責任の取り方、詫びの入れ方
ブライトの瞳が赤く光って見えた。
クレールの心臓が、一瞬、停止した。
背筋に冷たいものが走った。
自身の白い指の付け根に残された細い一筋の刻印が、彼の瞳の中に映り込んでいるのだと気付くまで、そして得体の知れない不安に塗れた安堵が心臓に力を与えるまで、瞬き一つの時間も掛からなかった。
頬の肉が強張り引き攣れていると感じながら、クレールはようやく一言、
「本当に……」
吐き出した。
「テメェの浅慮が悪ぃってのは確かだが、幾許かはそいつの所為だってことにしてくれれるンなら、いくらか気が楽になる……。
情けねぇハナシだがな」
ブライトの頬がゆるむのが見えた。クレールの心臓を取り巻いていた不安が、僅かに晴れた。
「そういうことにしていただければ、私も自分の不甲斐なさが幾分か気にならなくなります」
強張った笑顔のままクレールが言うと、ブライトは顔を上げ、笑みを大きくした。
作り笑いではない、どこかはにかんだ少年じみたところのあるその笑顔は、クレールの不安を晴らすのに充分な力を持っていた。
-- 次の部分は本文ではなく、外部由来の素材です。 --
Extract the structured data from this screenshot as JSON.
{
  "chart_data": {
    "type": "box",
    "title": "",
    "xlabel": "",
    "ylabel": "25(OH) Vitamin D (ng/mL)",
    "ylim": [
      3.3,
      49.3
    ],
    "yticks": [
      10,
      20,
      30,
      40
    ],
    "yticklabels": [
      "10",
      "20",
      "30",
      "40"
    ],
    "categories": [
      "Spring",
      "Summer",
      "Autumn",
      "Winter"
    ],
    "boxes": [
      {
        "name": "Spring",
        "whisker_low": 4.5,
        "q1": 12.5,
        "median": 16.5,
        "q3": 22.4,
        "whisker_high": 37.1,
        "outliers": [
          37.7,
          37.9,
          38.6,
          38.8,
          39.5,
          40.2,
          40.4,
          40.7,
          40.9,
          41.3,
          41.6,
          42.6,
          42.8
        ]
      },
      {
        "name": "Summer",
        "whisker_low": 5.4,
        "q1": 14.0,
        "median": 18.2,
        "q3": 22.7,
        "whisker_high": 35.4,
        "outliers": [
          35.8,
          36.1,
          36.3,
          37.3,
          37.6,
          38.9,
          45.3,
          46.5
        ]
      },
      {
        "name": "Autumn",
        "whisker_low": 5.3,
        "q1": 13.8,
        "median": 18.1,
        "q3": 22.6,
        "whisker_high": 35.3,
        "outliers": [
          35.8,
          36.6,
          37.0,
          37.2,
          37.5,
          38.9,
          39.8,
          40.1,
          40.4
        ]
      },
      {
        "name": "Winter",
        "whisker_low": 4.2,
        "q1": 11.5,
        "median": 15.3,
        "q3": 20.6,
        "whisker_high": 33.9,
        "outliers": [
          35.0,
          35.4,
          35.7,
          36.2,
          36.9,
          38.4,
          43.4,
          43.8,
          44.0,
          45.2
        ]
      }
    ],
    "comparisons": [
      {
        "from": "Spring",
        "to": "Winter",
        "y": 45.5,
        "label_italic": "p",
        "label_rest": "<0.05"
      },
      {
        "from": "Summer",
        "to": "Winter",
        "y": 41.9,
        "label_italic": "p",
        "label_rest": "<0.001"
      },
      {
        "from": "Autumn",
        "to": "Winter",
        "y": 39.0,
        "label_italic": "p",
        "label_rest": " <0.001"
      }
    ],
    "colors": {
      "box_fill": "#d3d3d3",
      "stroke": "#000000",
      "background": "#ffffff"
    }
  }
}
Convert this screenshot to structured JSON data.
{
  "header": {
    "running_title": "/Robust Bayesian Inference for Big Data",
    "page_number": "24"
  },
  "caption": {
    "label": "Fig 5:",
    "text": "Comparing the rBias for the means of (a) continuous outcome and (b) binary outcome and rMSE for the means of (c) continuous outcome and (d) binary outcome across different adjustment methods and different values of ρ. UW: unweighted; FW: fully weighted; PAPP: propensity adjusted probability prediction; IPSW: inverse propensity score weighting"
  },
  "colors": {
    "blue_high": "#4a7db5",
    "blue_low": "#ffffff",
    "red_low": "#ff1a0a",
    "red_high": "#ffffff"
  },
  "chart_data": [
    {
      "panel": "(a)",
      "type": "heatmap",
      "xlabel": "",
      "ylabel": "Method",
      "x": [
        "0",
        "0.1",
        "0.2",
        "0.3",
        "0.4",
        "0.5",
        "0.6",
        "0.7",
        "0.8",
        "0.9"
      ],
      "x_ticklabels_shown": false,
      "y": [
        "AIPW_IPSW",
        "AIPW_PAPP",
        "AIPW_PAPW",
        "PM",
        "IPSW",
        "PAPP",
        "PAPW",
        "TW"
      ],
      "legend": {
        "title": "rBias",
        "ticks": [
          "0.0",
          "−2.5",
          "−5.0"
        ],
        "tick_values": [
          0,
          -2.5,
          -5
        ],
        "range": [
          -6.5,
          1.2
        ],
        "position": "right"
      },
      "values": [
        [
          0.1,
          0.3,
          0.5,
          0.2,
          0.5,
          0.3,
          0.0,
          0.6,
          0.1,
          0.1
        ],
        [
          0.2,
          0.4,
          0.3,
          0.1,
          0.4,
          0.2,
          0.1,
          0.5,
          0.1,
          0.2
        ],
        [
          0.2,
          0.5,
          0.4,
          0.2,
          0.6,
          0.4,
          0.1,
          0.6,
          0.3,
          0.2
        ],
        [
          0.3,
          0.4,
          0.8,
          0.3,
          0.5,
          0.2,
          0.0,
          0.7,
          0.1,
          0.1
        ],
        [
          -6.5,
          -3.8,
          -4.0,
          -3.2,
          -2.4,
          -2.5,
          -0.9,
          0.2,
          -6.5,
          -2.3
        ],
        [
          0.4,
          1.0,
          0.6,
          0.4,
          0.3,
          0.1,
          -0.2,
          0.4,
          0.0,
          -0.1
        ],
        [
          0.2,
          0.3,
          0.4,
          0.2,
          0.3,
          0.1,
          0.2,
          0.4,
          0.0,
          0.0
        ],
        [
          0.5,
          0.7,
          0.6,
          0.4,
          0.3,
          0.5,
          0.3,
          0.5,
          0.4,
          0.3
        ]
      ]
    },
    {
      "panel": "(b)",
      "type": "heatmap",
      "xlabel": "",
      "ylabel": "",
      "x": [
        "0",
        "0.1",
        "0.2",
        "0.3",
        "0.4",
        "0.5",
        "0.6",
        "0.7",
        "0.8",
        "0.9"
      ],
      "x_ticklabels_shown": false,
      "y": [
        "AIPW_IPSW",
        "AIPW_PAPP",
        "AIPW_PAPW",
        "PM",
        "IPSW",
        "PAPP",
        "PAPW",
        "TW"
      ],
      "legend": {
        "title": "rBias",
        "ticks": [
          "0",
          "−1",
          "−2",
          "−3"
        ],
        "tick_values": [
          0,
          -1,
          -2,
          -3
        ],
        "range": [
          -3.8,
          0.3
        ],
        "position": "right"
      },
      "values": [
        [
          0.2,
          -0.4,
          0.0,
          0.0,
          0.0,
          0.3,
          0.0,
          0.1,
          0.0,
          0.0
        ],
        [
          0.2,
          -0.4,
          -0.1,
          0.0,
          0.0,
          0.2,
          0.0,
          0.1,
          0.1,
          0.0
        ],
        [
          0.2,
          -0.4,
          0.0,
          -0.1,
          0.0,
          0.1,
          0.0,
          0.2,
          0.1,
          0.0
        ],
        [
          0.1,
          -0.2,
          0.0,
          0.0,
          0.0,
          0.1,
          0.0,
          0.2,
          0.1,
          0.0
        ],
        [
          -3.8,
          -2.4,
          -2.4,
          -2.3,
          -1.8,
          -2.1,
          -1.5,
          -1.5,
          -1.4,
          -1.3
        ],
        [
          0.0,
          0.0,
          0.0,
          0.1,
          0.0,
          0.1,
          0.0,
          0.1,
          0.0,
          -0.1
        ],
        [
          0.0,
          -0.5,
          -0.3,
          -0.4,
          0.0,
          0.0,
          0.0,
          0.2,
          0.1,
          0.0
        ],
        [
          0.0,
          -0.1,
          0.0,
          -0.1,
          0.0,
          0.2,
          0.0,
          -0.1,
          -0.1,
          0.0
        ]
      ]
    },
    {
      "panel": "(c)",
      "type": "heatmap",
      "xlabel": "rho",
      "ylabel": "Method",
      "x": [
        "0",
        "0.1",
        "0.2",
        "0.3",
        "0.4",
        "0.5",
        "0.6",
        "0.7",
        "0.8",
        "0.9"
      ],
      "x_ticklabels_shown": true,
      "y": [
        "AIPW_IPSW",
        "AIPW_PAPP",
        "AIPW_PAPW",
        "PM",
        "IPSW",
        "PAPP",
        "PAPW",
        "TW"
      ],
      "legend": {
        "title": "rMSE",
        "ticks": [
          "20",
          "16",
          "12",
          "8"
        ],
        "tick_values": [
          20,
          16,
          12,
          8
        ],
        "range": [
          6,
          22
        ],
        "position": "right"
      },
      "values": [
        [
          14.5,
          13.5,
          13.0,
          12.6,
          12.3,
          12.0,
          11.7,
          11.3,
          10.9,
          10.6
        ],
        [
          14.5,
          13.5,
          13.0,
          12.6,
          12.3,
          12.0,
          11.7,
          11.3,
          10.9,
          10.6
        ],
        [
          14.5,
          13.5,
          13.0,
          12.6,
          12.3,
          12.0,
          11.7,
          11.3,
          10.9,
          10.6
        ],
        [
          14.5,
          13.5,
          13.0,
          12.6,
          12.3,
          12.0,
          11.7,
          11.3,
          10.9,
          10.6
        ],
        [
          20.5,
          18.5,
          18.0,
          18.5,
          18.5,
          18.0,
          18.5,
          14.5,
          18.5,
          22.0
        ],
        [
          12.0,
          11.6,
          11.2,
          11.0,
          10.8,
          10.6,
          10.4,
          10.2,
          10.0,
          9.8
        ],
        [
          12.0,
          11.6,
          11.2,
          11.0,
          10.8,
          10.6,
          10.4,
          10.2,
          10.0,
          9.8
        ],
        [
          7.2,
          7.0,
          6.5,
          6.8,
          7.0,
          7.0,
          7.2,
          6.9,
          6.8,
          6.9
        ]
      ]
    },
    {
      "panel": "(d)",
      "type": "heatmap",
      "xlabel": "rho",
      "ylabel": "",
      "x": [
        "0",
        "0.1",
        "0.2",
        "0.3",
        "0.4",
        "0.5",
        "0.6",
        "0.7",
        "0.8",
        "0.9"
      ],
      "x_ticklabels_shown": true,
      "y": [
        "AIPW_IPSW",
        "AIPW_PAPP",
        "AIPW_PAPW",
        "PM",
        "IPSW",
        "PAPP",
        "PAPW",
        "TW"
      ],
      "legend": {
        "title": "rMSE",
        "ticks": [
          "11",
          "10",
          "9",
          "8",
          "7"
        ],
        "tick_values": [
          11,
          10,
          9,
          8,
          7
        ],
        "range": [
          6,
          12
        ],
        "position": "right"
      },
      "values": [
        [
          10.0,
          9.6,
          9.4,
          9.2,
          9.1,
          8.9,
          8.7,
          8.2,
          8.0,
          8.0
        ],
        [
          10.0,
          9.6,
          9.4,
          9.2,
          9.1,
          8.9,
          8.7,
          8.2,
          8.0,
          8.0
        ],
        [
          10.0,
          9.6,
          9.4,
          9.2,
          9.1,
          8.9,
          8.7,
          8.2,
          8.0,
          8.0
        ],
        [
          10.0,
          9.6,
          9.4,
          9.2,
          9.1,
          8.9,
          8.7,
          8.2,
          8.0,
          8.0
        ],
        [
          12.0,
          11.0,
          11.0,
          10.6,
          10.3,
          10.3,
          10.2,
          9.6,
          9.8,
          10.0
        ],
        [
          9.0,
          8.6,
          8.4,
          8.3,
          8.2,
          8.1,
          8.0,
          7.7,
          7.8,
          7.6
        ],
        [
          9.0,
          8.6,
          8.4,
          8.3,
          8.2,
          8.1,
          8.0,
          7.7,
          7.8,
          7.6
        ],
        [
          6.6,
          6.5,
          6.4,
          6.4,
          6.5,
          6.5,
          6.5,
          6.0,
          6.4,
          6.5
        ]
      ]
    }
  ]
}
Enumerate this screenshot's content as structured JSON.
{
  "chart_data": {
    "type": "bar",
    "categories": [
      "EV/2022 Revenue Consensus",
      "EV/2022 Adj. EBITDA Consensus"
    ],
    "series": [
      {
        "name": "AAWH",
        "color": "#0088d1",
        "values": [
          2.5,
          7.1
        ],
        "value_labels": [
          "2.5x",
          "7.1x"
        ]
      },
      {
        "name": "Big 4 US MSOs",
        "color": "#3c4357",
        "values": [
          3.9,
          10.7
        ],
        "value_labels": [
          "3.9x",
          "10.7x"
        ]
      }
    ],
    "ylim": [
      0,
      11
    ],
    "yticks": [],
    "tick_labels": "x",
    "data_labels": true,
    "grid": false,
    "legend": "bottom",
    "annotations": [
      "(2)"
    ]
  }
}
ブライトが利き手に握っていた模造刀を左の手に持ち直したことに、他意を感じ取れなかったのはそのためだった。
単に、仕舞うつもりなのだろう、程度の認識しかなかった。彼らしく、乱暴でいて無駄のない所作で、部屋の隅に放り捨てるような格好で始末しようとしているとしか思えなかった。
切り落とされた木切れの鋭利な切っ先が、彼の手によって彼自身の右腕に突き立てられるなどと、クレールは寸毫も考えつかなかった。
何が起きたのか、クレールは瞬時には理解できなかった。何かの見間違いか、あるいは幻覚かとも思われた。
ブライトがすぐさま剣を引き抜き、それを乱暴でいて無駄のない所作で部屋の隅に放り捨てるような格好で始末したものだから、クレールは余計におのれの目を疑ってしまった。
硬い木切れは金属のような澄んだ音を立てて床に落ち、クレールの荷物置き場まで回りながら滑っていった。
クレールは呆然と見開いた眼をブライトに向けた。彼は模造刀を投げ捨てるのと同様に、乱暴でいて無駄のない所作で自身のシャツの右袖を引き裂いた。
浅黒い皮膚に覆われた太い二の腕から、赤い血潮が流れ出ている。
クレールは彼の腕に飛びついた。自由の利く左の掌で傷口を覆い、強く抑え付けた。出血個所を圧迫するのは血止めの基本だ。
出血はそれほど多くない。恐らくは、太い血管のないところを選んで刺したのだろう。
それでも血液はクレールの指の間から滲み出した。
「何の、おつもりです?」
声を限りに叫んだつもりだったクレールであったが、実際に口から出たのは小さく震えた声だった。
「ん」
ブライトはくぐもった小さな声を一つ出した。
裂いた袖口の片側を口にくわえていた。布の反対側の端は左の手に握られている。
彼は即席の包帯を傷口よりも上に、片手で器用に巻き付け、強く縛った。
流血が止まった。
クレールが傷口を押さえる必要はなくなった。
だが、彼女は手を放すことができなかった。
『手を放したが最後、この人の肉体が崩れ落ちるのではないか。倒された鬼のように――』
言い知れない、説明のできない不安に襲われている。